Saturday, October 15, 2011
Wednesday I drove into Atlanta to hear a talk by Rob Teilhet, the new executive director of Georgia Conservation Voters. Rob had some great things to say about finding common ground on environmental policy in this fractious political environment.
On the way home, though, I saw the new HOT (high-occupancy-toll) lanes in Gwinett and DeKalb counties. HOT lanes are Atlanta's new version of HOV (high-occupancy-vehicle) lanes. Previously one could only use HOV lanes with two or more passengers. HOT lanes can be used by vehicles with three or more passengers, or with two or fewer passengers who have a "Peach Pass" (an electronic window sticker that records tolls to be paid from an account the driver establishes with the State Road and Tollway Authority). The tolls depend on the distance traveled, and vary by time of day (a version of congestion pricing).
This week is the first week of operation for the HOT lanes, and so far everyone's confused and nobody's happy.

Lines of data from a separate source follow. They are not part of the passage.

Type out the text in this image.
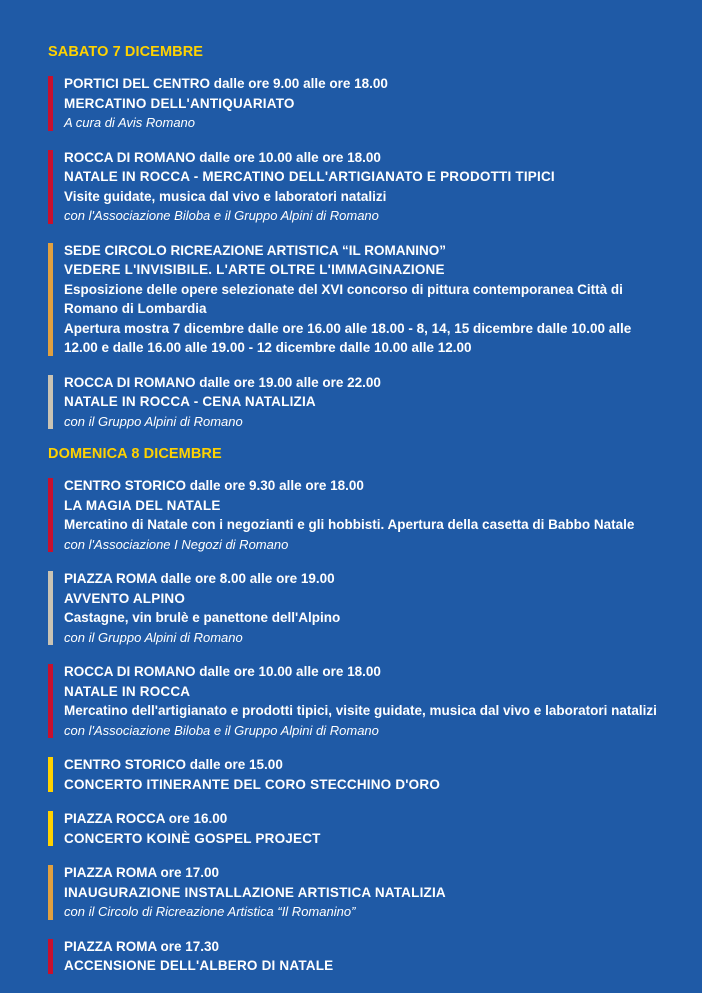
SABATO 7 DICEMBRE
PORTICI DEL CENTRO dalle ore 9.00 alle ore 18.00
MERCATINO DELL'ANTIQUARIATO
A cura di Avis Romano
ROCCA DI ROMANO dalle ore 10.00 alle ore 18.00
NATALE IN ROCCA - MERCATINO DELL'ARTIGIANATO E PRODOTTI TIPICI
Visite guidate, musica dal vivo e laboratori natalizi
con l'Associazione Biloba e il Gruppo Alpini di Romano
SEDE CIRCOLO RICREAZIONE ARTISTICA “IL ROMANINO”
VEDERE L'INVISIBILE. L'ARTE OLTRE L'IMMAGINAZIONE
Esposizione delle opere selezionate del XVI concorso di pittura contemporanea Città di Romano di Lombardia
Apertura mostra 7 dicembre dalle ore 16.00 alle 18.00 - 8, 14, 15 dicembre dalle 10.00 alle 12.00 e dalle 16.00 alle 19.00 - 12 dicembre dalle 10.00 alle 12.00
ROCCA DI ROMANO dalle ore 19.00 alle ore 22.00
NATALE IN ROCCA - CENA NATALIZIA
con il Gruppo Alpini di Romano
DOMENICA 8 DICEMBRE
CENTRO STORICO dalle ore 9.30 alle ore 18.00
LA MAGIA DEL NATALE
Mercatino di Natale con i negozianti e gli hobbisti. Apertura della casetta di Babbo Natale
con l'Associazione I Negozi di Romano
PIAZZA ROMA dalle ore 8.00 alle ore 19.00
AVVENTO ALPINO
Castagne, vin brulè e panettone dell'Alpino
con il Gruppo Alpini di Romano
ROCCA DI ROMANO dalle ore 10.00 alle ore 18.00
NATALE IN ROCCA
Mercatino dell'artigianato e prodotti tipici, visite guidate, musica dal vivo e laboratori natalizi
con l'Associazione Biloba e il Gruppo Alpini di Romano
CENTRO STORICO dalle ore 15.00
CONCERTO ITINERANTE DEL CORO STECCHINO D'ORO
PIAZZA ROCCA ore 16.00
CONCERTO KOINÈ GOSPEL PROJECT
PIAZZA ROMA ore 17.00
INAUGURAZIONE INSTALLAZIONE ARTISTICA NATALIZIA
con il Circolo di Ricreazione Artistica “Il Romanino”
PIAZZA ROMA ore 17.30
ACCENSIONE DELL'ALBERO DI NATALE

Despite the fact that it was rush hour, I saw absolutely no vehicles in the HOT lane (not even cars or motorcycles, which still travel free). There were a couple of police cars in the median watching for violators, but otherwise the lane just seemed like an extra big shoulder. Drivers have been extremely critical, and the Governor's office is lowering tolls to attract drivers and alleviate congestion.
HOT lanes have been touted by conservative commentators a better alternative to HOV lanes. Philisophically I love the idea of carpooling, but in reality (and since there are no reasonable public transportation options between Athens and Atlanta) I'm often the only occupant of my vehicle, so I'm vaguely considering getting a Peach Pass. We'll see how things work once (or if) they get the kinks worked out.